The person said they like the current setup, the one that has led to five consecutive national championships. They want their extra home games, their non-division rivals and their non-conference rivals. And even though nine conference games could create more television revenue, the powerful league figures its pedigree is enough to command top dollar in any future negotiations.
A nine-game SEC slate would mean schools would have to give up one of their four non-conference games, most of which are played at campus sites. And that would cut into annual revenue, and there would be no guarantee that future television contracts would make up the difference.

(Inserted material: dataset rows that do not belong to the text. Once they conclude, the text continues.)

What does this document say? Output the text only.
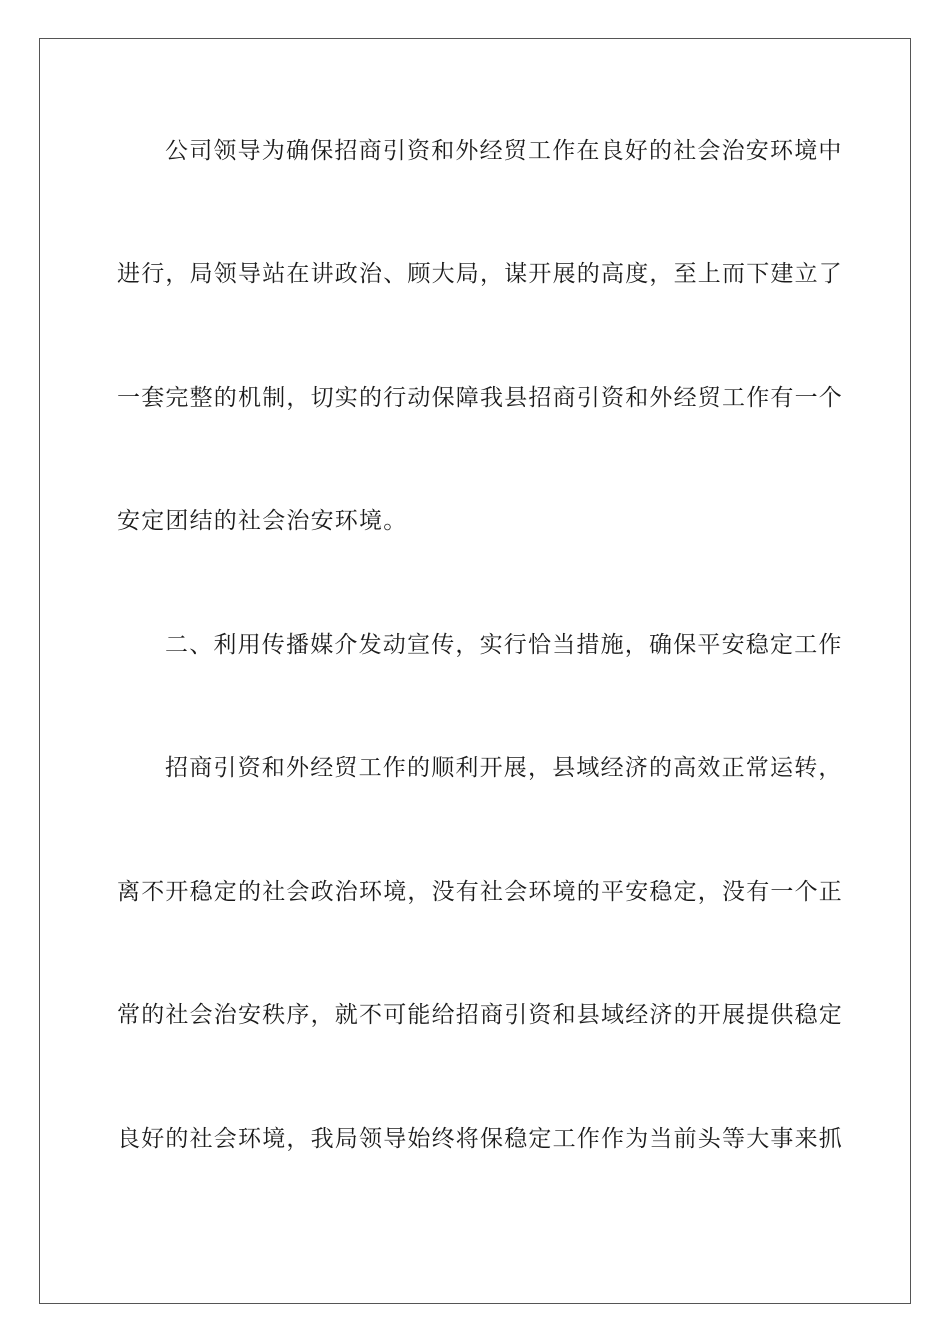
公司领导为确保招商引资和外经贸工作在良好的社会治安环境中
进行，局领导站在讲政治、顾大局，谋开展的高度，至上而下建立了
一套完整的机制，切实的行动保障我县招商引资和外经贸工作有一个
安定团结的社会治安环境。
二、利用传播媒介发动宣传，实行恰当措施，确保平安稳定工作
招商引资和外经贸工作的顺利开展，县域经济的高效正常运转，
离不开稳定的社会政治环境，没有社会环境的平安稳定，没有一个正
常的社会治安秩序，就不可能给招商引资和县域经济的开展提供稳定
良好的社会环境，我局领导始终将保稳定工作作为当前头等大事来抓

Not to mention that a nine-game league schedule could make it more difficult to get two teams into the lucrative Bowl Championship Series. The SEC has placed two teams into the BCS in each of the last five seasons.
Currently, SEC teams play their five divisional opponents, one designated rival and two rotating teams from the opposite division to comprise the eight-game conference schedules. With two divisions of seven, there's one less game available in the opposite division.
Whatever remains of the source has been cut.